FAVORITE DOCUMENTARIES OF 2008
Stranded: I've Come From a Plane That Crashed on the Mountains (France, dir. Gonzalo Arijon)
Man on Wire (UK, US, dir. James Marsh)
Slingshot Hip Hop (US, dir. Jackie Salloum)
Zidane: A Twenty-First Century Portrait (France, dir. Douglas Gordon and Philippe Parreno)
Taxi to the Dark Side (US, dir. Alex Gibney)
At Home in Utopia (US, dir. Michael Goldman)
Encounters at the End of the World (US, dir. Werner Herzog)
Trouble the Water (US, dir. Carl Deal and Tia Lessin)
In a Dream (US, dir. Jeremiah Zagar)
Patti Smith: Dream of Life (US, dir. Steven Sebring)
Urban Explorers (US, dir. Melody Gilbert)
Forbidden Lie$ (Australia, dir. Anna Broinowski)
Bridge Across the Wadi (Israel, dir. Tomer Heymann)
Sonic Youth: Sleeping Nights Awake (US, dir. Michael Albright)
Bigger, Stronger, Faster (US, dir. Chris Bell)
The Wrecking Crew (US, dir. Danny Tedesco)

* * * *

As I mentioned above, of the 250-some films I saw in a public setting this year, over 50 were revival/repertory screenings – a testament to the Bay Area's passion for the history of cinema. A million thanks go out to the Pacific Film Archive, Castro Theater, Yerba Buena Center for the Arts, SF MOMA and all the individual festivals who were willing to dig up the past. For me, these were the most memorable:

10 FAVORITE REPRETORY/REVIVALS OF 2008

Distant Voices, Still Lives: Shot by Shot (PFA, Terrence Davies in person, finger ready on the remote control pause button, offering a piquant running commentary to his 1988 classic)

Bones and In Vanda's Room (PFA, Still Lives: The Films of Pedro Costa, a rare opportunity to see parts one and two of The Wanda Trilogy, the films which preceded 2006's astonishing Colossal Youth, with the director in person.)

The Patsy (Castro Theater, the SF Silent Film Festival closed its red-letter 2008 edition with this screamingly funny 1928 Marion Davies/Marie Dressler comedy)

The Maelstrom: A Family Chronicle and The Danube Exodus (Castro Theater, this year the SF Jewish Film Festival gave its Freedom of Expression Award to Péter Forgács, a Hungarian director who's made a career of transforming the forgotten photographs, diaries and home movies of European Jews into a singular form of documentary filmmaking. These films were from 1997 and 1998 respectively).

The Exiles (Castro Theater, Kent MacKenzie's acclaimed 1961 docu-drama depicts 24 hours in the lives of a group of urban-Los Angeles Native Americans.
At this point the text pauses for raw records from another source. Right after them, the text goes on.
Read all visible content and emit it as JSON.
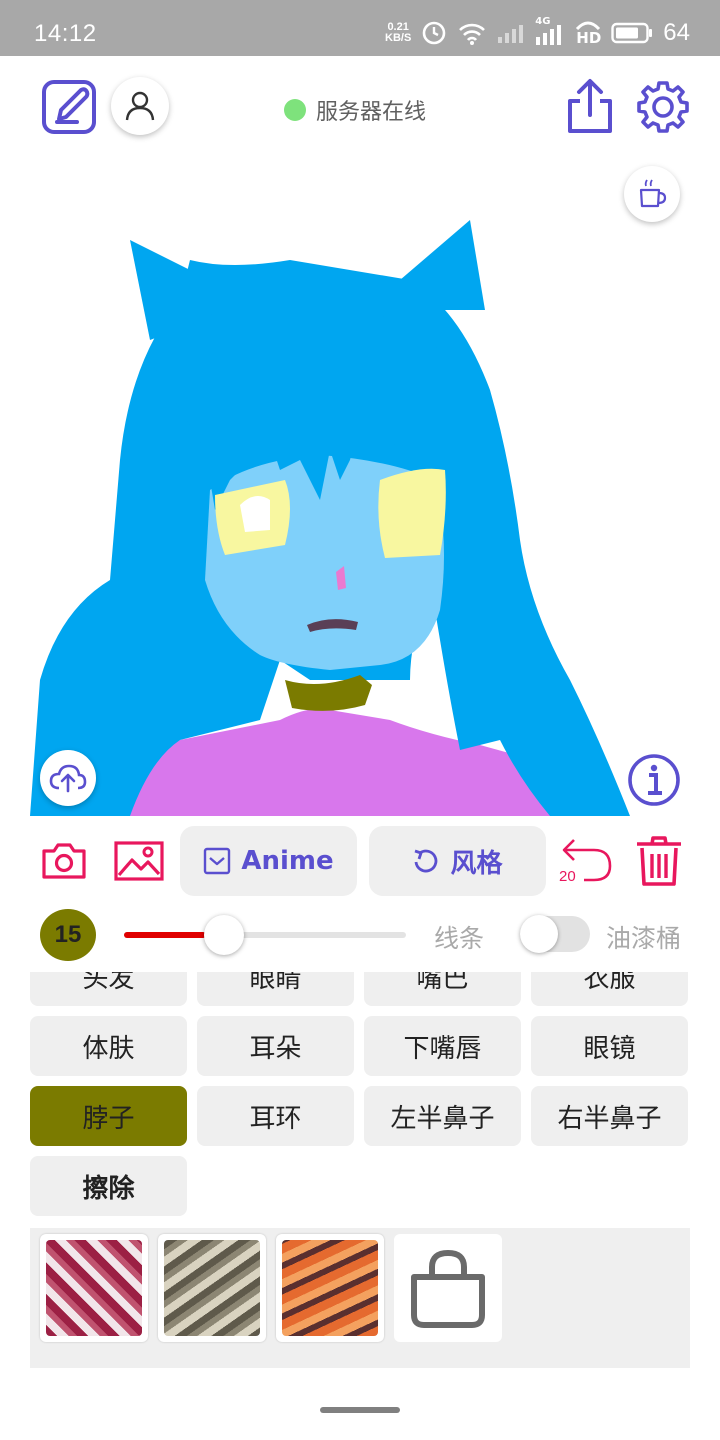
{
  "status_bar": {
    "time": "14:12",
    "net_speed_value": "0.21",
    "net_speed_unit": "KB/S",
    "network": "4G",
    "hd": "HD",
    "battery": "64"
  },
  "header": {
    "server_status": "服务器在线",
    "server_status_color": "#7ee27c"
  },
  "actions": {
    "anime_label": "Anime",
    "style_label": "风格",
    "undo_count": "20"
  },
  "brush": {
    "size": "15",
    "size_fraction": 0.29,
    "line_label": "线条",
    "bucket_label": "油漆桶",
    "bucket_enabled": false,
    "color": "#7b7b00"
  },
  "categories": [
    {
      "label": "头发"
    },
    {
      "label": "眼睛"
    },
    {
      "label": "嘴巴"
    },
    {
      "label": "衣服"
    },
    {
      "label": "体肤"
    },
    {
      "label": "耳朵"
    },
    {
      "label": "下嘴唇"
    },
    {
      "label": "眼镜"
    },
    {
      "label": "脖子",
      "selected": true
    },
    {
      "label": "耳环"
    },
    {
      "label": "左半鼻子"
    },
    {
      "label": "右半鼻子"
    },
    {
      "label": "擦除"
    }
  ],
  "colors": {
    "accent_purple": "#5a4fcf",
    "accent_red": "#e8175d",
    "hair": "#00a6f0",
    "skin": "#7fd0fa",
    "eyes": "#f8f7a0",
    "shirt": "#d877ec",
    "collar": "#7b7b00"
  },
  "icons": {
    "edit": "edit-icon",
    "user": "user-icon",
    "share": "share-icon",
    "settings": "gear-icon",
    "coffee": "coffee-icon",
    "upload": "cloud-upload-icon",
    "info": "info-icon",
    "camera": "camera-icon",
    "gallery": "image-icon",
    "undo": "undo-icon",
    "delete": "trash-icon",
    "shop": "shopping-bag-icon"
  }
}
A memorial to an L.A. that no longer exists, featuring perhaps the most beautiful nocturnal B&W cinematography I've ever seen.

Six in Paris (Landmark's Clay Theater, a highlight of the SF Film Society's French Cinema Now series; the surprise of this 1965 omnibus was that my three favorite segments were by directors I was previously unfamiliar with: Jean Douchet, Jean-Daniel Pollet and Jean Rouch.)
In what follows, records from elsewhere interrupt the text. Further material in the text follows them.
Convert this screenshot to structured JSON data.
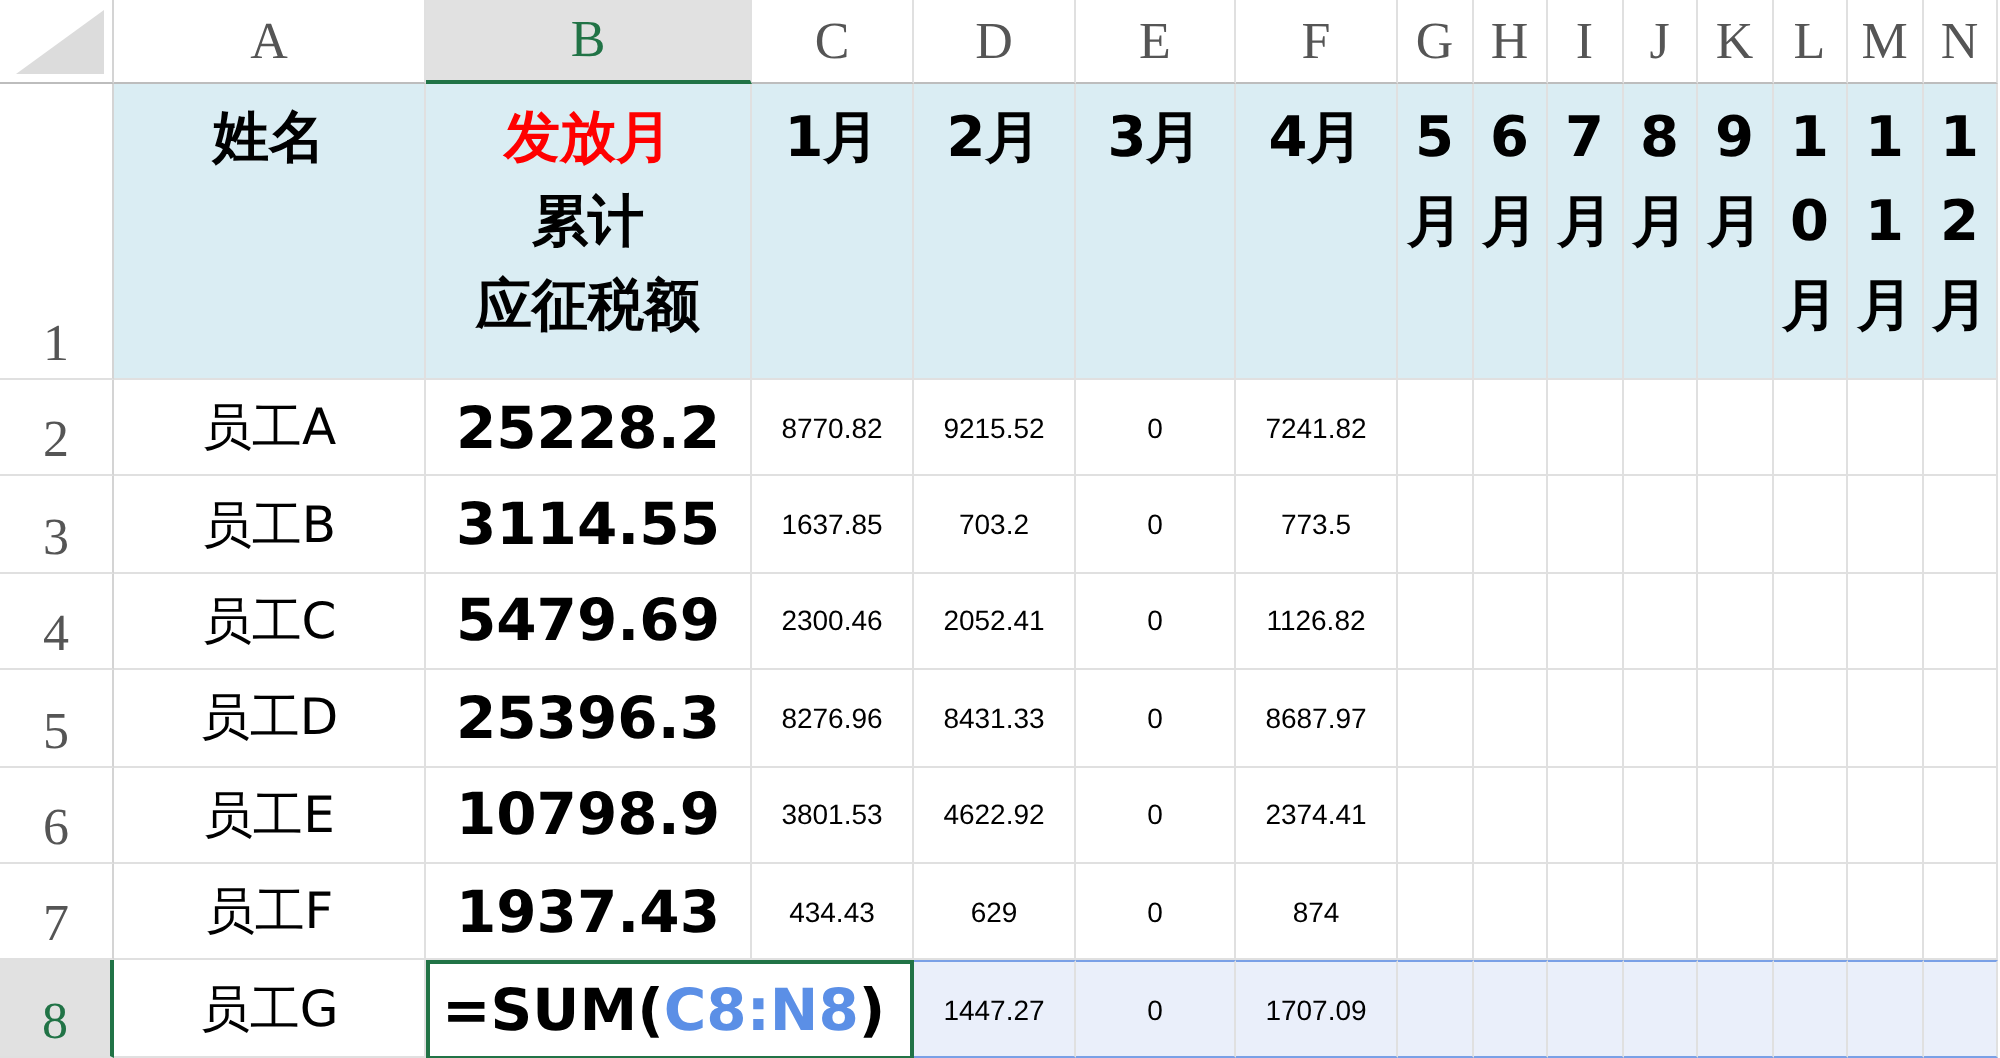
{
  "columns": [
    {
      "label": "A",
      "selected": false
    },
    {
      "label": "B",
      "selected": true
    },
    {
      "label": "C",
      "selected": false
    },
    {
      "label": "D",
      "selected": false
    },
    {
      "label": "E",
      "selected": false
    },
    {
      "label": "F",
      "selected": false
    },
    {
      "label": "G",
      "selected": false
    },
    {
      "label": "H",
      "selected": false
    },
    {
      "label": "I",
      "selected": false
    },
    {
      "label": "J",
      "selected": false
    },
    {
      "label": "K",
      "selected": false
    },
    {
      "label": "L",
      "selected": false
    },
    {
      "label": "M",
      "selected": false
    },
    {
      "label": "N",
      "selected": false
    }
  ],
  "header_row": {
    "number": "1",
    "selected": false,
    "name": "姓名",
    "total_lines": [
      {
        "text": "发放月",
        "emphasis": true
      },
      {
        "text": "累计",
        "emphasis": false
      },
      {
        "text": "应征税额",
        "emphasis": false
      }
    ],
    "months": [
      "1月",
      "2月",
      "3月",
      "4月",
      "5月",
      "6月",
      "7月",
      "8月",
      "9月",
      "10月",
      "11月",
      "12月"
    ]
  },
  "rows": [
    {
      "number": "2",
      "selected": false,
      "name": "员工A",
      "total": "25228.2",
      "months": [
        "8770.82",
        "9215.52",
        "0",
        "7241.82"
      ]
    },
    {
      "number": "3",
      "selected": false,
      "name": "员工B",
      "total": "3114.55",
      "months": [
        "1637.85",
        "703.2",
        "0",
        "773.5"
      ]
    },
    {
      "number": "4",
      "selected": false,
      "name": "员工C",
      "total": "5479.69",
      "months": [
        "2300.46",
        "2052.41",
        "0",
        "1126.82"
      ]
    },
    {
      "number": "5",
      "selected": false,
      "name": "员工D",
      "total": "25396.3",
      "months": [
        "8276.96",
        "8431.33",
        "0",
        "8687.97"
      ]
    },
    {
      "number": "6",
      "selected": false,
      "name": "员工E",
      "total": "10798.9",
      "months": [
        "3801.53",
        "4622.92",
        "0",
        "2374.41"
      ]
    },
    {
      "number": "7",
      "selected": false,
      "name": "员工F",
      "total": "1937.43",
      "months": [
        "434.43",
        "629",
        "0",
        "874"
      ]
    },
    {
      "number": "8",
      "selected": true,
      "name": "员工G",
      "editing": {
        "prefix": "=SUM(",
        "ref": "C8:N8",
        "suffix": ")"
      },
      "months": [
        "1447.27",
        "0",
        "1707.09"
      ]
    }
  ]
}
Tractor Drivers and Carnival Night (PFA, Envisioning Russia: A Century of Filmmaking, what could be more delightful than an evening of communist musicals!)
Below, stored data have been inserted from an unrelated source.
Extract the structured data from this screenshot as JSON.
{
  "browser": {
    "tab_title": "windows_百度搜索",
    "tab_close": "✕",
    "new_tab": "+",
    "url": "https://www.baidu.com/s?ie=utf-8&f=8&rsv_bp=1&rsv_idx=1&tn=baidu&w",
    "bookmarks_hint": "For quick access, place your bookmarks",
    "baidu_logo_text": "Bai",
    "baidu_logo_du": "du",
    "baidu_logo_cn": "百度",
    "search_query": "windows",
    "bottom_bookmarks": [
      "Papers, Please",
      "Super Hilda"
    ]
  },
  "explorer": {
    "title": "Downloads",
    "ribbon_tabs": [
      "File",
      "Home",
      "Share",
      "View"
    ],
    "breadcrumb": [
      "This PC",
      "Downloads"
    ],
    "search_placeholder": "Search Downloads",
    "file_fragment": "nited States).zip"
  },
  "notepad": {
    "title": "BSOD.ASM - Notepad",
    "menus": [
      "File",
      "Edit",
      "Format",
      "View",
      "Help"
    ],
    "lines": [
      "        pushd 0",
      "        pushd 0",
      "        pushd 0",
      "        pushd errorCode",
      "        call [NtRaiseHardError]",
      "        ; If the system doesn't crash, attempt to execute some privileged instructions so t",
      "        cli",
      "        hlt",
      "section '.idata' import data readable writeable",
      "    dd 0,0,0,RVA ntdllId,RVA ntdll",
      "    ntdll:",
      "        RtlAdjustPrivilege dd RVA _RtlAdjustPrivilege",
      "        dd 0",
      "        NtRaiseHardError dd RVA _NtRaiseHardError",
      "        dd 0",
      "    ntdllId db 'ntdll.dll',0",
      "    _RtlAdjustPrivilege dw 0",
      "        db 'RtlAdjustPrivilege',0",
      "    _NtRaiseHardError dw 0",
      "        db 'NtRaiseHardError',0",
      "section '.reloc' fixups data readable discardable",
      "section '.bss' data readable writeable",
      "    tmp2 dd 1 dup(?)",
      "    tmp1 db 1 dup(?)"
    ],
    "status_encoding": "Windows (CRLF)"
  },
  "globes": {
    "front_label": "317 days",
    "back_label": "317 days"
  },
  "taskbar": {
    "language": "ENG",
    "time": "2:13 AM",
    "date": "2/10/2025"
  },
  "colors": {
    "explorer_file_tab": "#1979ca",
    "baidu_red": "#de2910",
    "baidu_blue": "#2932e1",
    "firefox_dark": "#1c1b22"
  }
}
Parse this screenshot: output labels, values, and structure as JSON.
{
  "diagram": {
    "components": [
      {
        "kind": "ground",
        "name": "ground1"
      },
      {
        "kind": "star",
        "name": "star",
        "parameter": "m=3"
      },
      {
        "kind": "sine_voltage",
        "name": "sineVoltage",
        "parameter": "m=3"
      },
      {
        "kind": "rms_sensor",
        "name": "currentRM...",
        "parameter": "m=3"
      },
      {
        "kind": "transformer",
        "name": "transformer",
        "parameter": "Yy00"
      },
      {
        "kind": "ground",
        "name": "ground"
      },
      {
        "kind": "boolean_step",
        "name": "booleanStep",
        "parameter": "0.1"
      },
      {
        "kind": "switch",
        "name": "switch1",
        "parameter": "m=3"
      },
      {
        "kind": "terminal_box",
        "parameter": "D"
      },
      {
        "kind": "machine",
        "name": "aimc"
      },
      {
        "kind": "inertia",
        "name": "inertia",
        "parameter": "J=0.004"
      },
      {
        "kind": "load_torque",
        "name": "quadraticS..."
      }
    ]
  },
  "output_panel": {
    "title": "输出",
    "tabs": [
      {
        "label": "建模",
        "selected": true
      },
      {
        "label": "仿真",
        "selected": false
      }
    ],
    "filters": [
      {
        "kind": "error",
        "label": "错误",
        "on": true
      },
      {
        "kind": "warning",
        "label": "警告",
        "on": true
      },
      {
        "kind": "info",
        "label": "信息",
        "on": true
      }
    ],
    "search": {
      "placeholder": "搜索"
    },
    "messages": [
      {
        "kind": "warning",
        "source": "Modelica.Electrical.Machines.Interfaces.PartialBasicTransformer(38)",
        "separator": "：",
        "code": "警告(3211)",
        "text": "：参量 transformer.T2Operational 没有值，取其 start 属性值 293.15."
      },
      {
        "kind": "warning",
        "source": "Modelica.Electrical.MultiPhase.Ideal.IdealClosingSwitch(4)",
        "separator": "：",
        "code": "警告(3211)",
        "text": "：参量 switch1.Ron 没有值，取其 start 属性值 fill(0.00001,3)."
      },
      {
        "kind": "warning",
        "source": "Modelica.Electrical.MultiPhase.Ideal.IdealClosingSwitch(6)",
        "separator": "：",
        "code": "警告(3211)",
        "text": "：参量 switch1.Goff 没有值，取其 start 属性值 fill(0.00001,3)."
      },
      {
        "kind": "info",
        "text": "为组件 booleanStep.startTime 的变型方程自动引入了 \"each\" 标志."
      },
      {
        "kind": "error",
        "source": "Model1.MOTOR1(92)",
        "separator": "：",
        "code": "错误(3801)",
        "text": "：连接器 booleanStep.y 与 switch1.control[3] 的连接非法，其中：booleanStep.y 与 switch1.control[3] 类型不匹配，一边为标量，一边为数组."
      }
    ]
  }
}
Trapeze (Castro Theater, Tony Curtis, Burt Lancaster and Gina Lollobrigida, all of whom never looked more beautiful than they did in 1956, woo and wage war under a Parisian bigtop; in Cinemascope with Color-by-Deluxe.)

The Passion of Joan of Arc (Castro Theater, Carl Theodor Dreyer's 1928 silent classic as it's rarely seen…with a 200-member orchestra and chorus performing Richard Einhorn's Voices of Light).

Blue (SF MOMA, Derek Jarman's final feature, in which there's nothing to watch but an unchanging, solid blue screen, was the perfect film to see while recovering from the flu. I simply laid on the floor of the Phyllis Wattis Theater, closed my eyes, and listened intently to Jarman's sound collage of music, ambient sounds and the director's own caustic, poetic discourse on the indignity of going blind from AIDS.)

And here are a few other revivals worth mentioning: Gun Crazy and Jeopardy at Noir City. The Velvet Hustler, Shadows of Forgotten Ancestors and Days of Wrath at the Yerba Buena Center for the Arts. Last Year at Marienbad and The Wild Bunch at the Castro. Night of the Hunter and Victims of Sin at the PFA. If…at SF MOMA. The Adventures of Prince Achmed at the SF Silent Film Festival.